Proviron is useless in promoting erythropoiesis (formation of red blood cell elements) and bone formation (a mixed effect of testosterone through the androgen receptor and estradiol receptor), both evidence of androgenic activity. Mesterolone (100 mg/d) is ineffective in raising hemoglobin and hematocrit levels significantly from baseline in individuals with hypogonadism. The study cites that Mesterolone did not increase serum testosterone (but also did not mention that there is a decrease). [Jockenhovel F, Vogel E, Reinhardt W, Reinwein D. Effects of various modes of androgen substitution therapy on erythropoiesis. Eur J Med Res 1997;2:293-8.]

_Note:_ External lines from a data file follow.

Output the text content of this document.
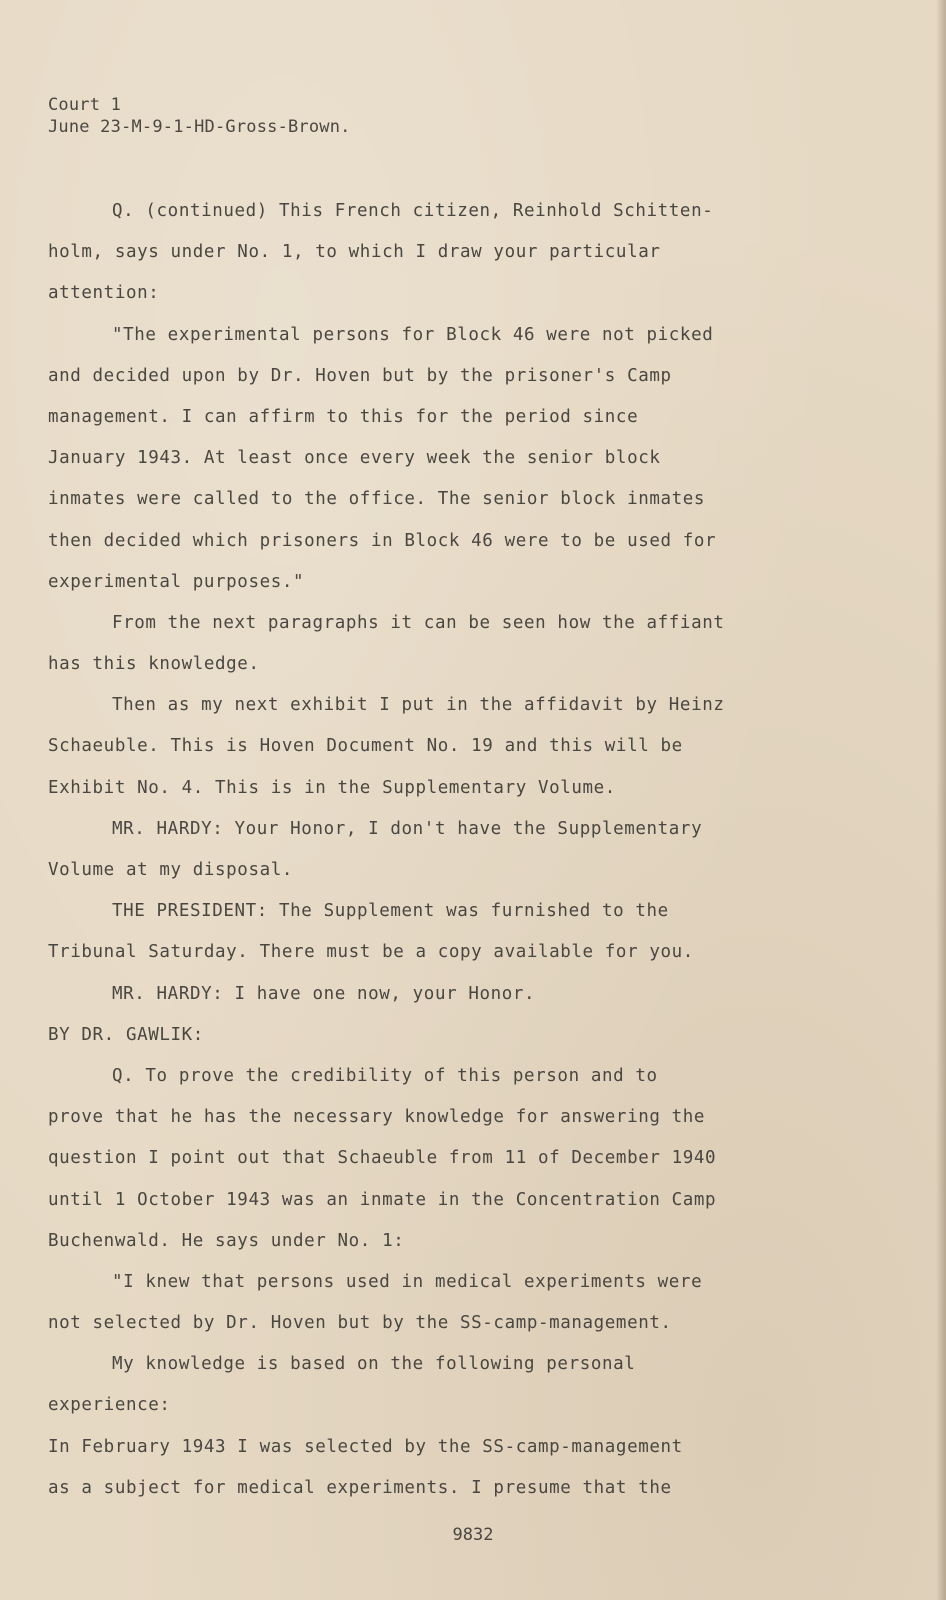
Court 1
June 23-M-9-1-HD-Gross-Brown.
Q. (continued) This French citizen, Reinhold Schitten-
holm, says under No. 1, to which I draw your particular
attention:
"The experimental persons for Block 46 were not picked
and decided upon by Dr. Hoven but by the prisoner's Camp
management. I can affirm to this for the period since
January 1943. At least once every week the senior block
inmates were called to the office. The senior block inmates
then decided which prisoners in Block 46 were to be used for
experimental purposes."
From the next paragraphs it can be seen how the affiant
has this knowledge.
Then as my next exhibit I put in the affidavit by Heinz
Schaeuble. This is Hoven Document No. 19 and this will be
Exhibit No. 4. This is in the Supplementary Volume.
MR. HARDY: Your Honor, I don't have the Supplementary
Volume at my disposal.
THE PRESIDENT: The Supplement was furnished to the
Tribunal Saturday. There must be a copy available for you.
MR. HARDY: I have one now, your Honor.
BY DR. GAWLIK:
Q. To prove the credibility of this person and to
prove that he has the necessary knowledge for answering the
question I point out that Schaeuble from 11 of December 1940
until 1 October 1943 was an inmate in the Concentration Camp
Buchenwald. He says under No. 1:
"I knew that persons used in medical experiments were
not selected by Dr. Hoven but by the SS-camp-management.
My knowledge is based on the following personal
experience:
In February 1943 I was selected by the SS-camp-management
as a subject for medical experiments. I presume that the
9832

As recent as 2003, mesterolone (100 mg/d) for 6 months administered to hypogonadal males failed to significantly raise bone mineral density (BMD). Treatment with testosterone undecanoate (160 mg/d), testosterone enanthate 250 mg (every 21 days), or a single subcutaneous implantation of 1,200 mg crystalline testosterone did result in BMD increases. [Schubert M, Bullmann C, Minnemann T, Reiners C, Krone W, Jockenhovel F. Osteoporosis in male hypogonadism: responses to androgen substitution differ among men with primary and secondary hypogonadism. Horm Res 2003;60:21-8.]

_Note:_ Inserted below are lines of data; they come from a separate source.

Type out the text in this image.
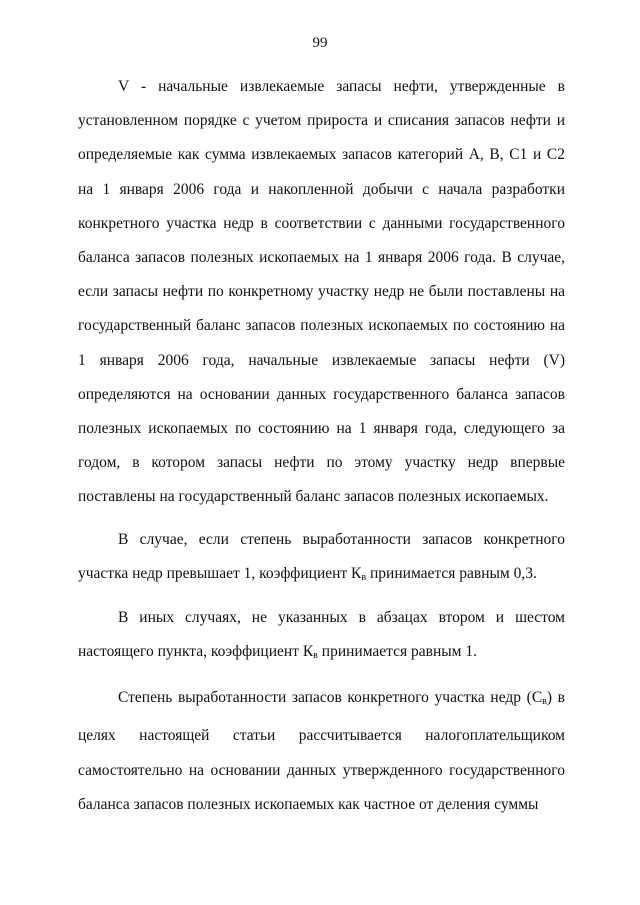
99

V - начальные извлекаемые запасы нефти, утвержденные в установленном порядке с учетом прироста и списания запасов нефти и определяемые как сумма извлекаемых запасов категорий А, В, С1 и С2 на 1 января 2006 года и накопленной добычи с начала разработки конкретного участка недр в соответствии с данными государственного баланса запасов полезных ископаемых на 1 января 2006 года. В случае, если запасы нефти по конкретному участку недр не были поставлены на государственный баланс запасов полезных ископаемых по состоянию на 1 января 2006 года, начальные извлекаемые запасы нефти (V) определяются на основании данных государственного баланса запасов полезных ископаемых по состоянию на 1 января года, следующего за годом, в котором запасы нефти по этому участку недр впервые поставлены на государственный баланс запасов полезных ископаемых.

В случае, если степень выработанности запасов конкретного участка недр превышает 1, коэффициент $К_в$ принимается равным 0,3.

В иных случаях, не указанных в абзацах втором и шестом настоящего пункта, коэффициент $К_в$ принимается равным 1.

Степень выработанности запасов конкретного участка недр $(С_в)$ в целях настоящей статьи рассчитывается налогоплательщиком самостоятельно на основании данных утвержденного государственного баланса запасов полезных ископаемых как частное от деления суммы
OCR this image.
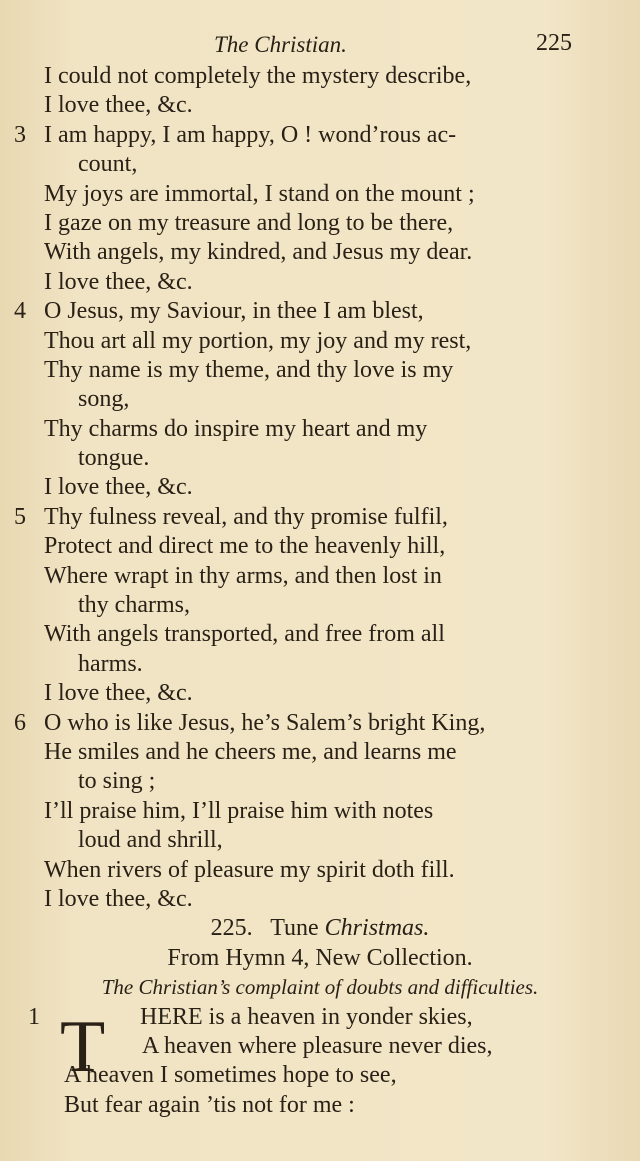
The Christian.	225
I could not completely the mystery describe,
I love thee, &c.
3 I am happy, I am happy, O ! wond’rous ac-
count,
My joys are immortal, I stand on the mount ;
I gaze on my treasure and long to be there,
With angels, my kindred, and Jesus my dear.
I love thee, &c.
4 O Jesus, my Saviour, in thee I am blest,
Thou art all my portion, my joy and my rest,
Thy name is my theme, and thy love is my
song,
Thy charms do inspire my heart and my
tongue.
I love thee, &c.
5 Thy fulness reveal, and thy promise fulfil,
Protect and direct me to the heavenly hill,
Where wrapt in thy arms, and then lost in
thy charms,
With angels transported, and free from all
harms.
I love thee, &c.
6 O who is like Jesus, he’s Salem’s bright King,
He smiles and he cheers me, and learns me
to sing ;
I’ll praise him, I’ll praise him with notes
loud and shrill,
When rivers of pleasure my spirit doth fill.
I love thee, &c.
225. Tune Christmas.
From Hymn 4, New Collection.
The Christian’s complaint of doubts and difficulties.
1	HERE is a heaven in yonder skies,
A heaven where pleasure never dies,
A heaven I sometimes hope to see,
But fear again ’tis not for me :
T
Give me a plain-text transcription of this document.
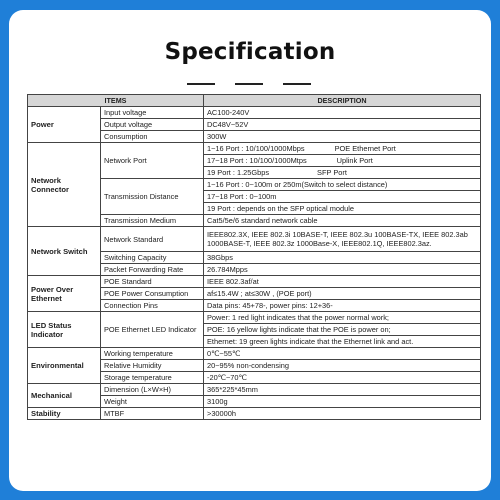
Specification
ITEMS		DESCRIPTION
Power	Input voltage	AC100-240V
	Output voltage	DC48V~52V
	Consumption	300W
Network Connector	Network Port	1~16 Port : 10/100/1000Mbps POE Ethernet Port
		17~18 Port : 10/100/1000Mtps Uplink Port
		19 Port : 1.25Gbps SFP Port
	Transmission Distance	1~16 Port : 0~100m or 250m(Switch to select distance)
		17~18 Port : 0~100m
		19 Port : depends on the SFP optical module
	Transmission Medium	Cat5/5e/6 standard network cable
Network Switch	Network Standard	IEEE802.3X, IEEE 802.3i 10BASE-T, IEEE 802.3u 100BASE-TX, IEEE 802.3ab 1000BASE-T, IEEE 802.3z 1000Base-X, IEEE802.1Q, IEEE802.3az.
	Switching Capacity	38Gbps
	Packet Forwarding Rate	26.784Mpps
Power Over Ethernet	POE Standard	IEEE 802.3af/at
	POE Power Consumption	af≤15.4W ; at≤30W , (POE port)
	Connection Pins	Data pins: 45+78-, power pins: 12+36-
LED Status Indicator	POE Ethernet LED Indicator	Power: 1 red light indicates that the power normal work;
		POE: 16 yellow lights indicate that the POE is power on;
		Ethernet: 19 green lights indicate that the Ethernet link and act.
Environmental	Working temperature	0℃~55℃
	Relative Humidity	20~95% non-condensing
	Storage temperature	-20℃~70℃
Mechanical	Dimension (L×W×H)	365*225*45mm
	Weight	3100g
Stability	MTBF	>30000h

Erythropoiesis and bone formation are positive aspects of androgens useful under certain clinical conditions. AAS consistently have adverse effects on lipid profiles that are generally observed as a decrease in HDL (good cholesterol). In 1999, twenty years after the study cited by MaxRep [Nikkanen V. Plasma cholesterol, triglycerides, FSH and testosterone levels of normolipemic male patients with decreased fertility treated with mesterolone. Andrologia 1979;11:33-6.] proviron was found to adversely effect the lipid profile in hypogonadal men. The study by abstract analysis is hard to detail but an adverse effect of proviron is reported. Also, the study reports on serum testosterone levels with androgen treatments. Androgen substitution led to no significant increase of serum testosterone in the proviron group, subnormal testosterone in the testosterone undecanoate group, normal testosterone in the testosterone enanthate group, and high-normal testosterone in the crystalline testosterone group. The message is proviron did not affect the HPTA. [Jockenhovel F, Bullmann C, Schubert M, et al. Influence of various modes of androgen substitution on serum lipids and lipoproteins in hypogonadal men. Metabolism 1999;48:590-6.] The same author reports that proviron administration has no effect on serum FSH or testosterone. [Nikkanen V. The effects of mesterolone on the male accessory sex organs, on spermiogram, plasma testosterone and FSH. Andrologia 1978;10:299-306.]
I have said too much already. A further review of proviron literature will not change the use of proviron as an AAS for either anabolic or androgenic effects. Bottom line: Proviron is of no use for anything.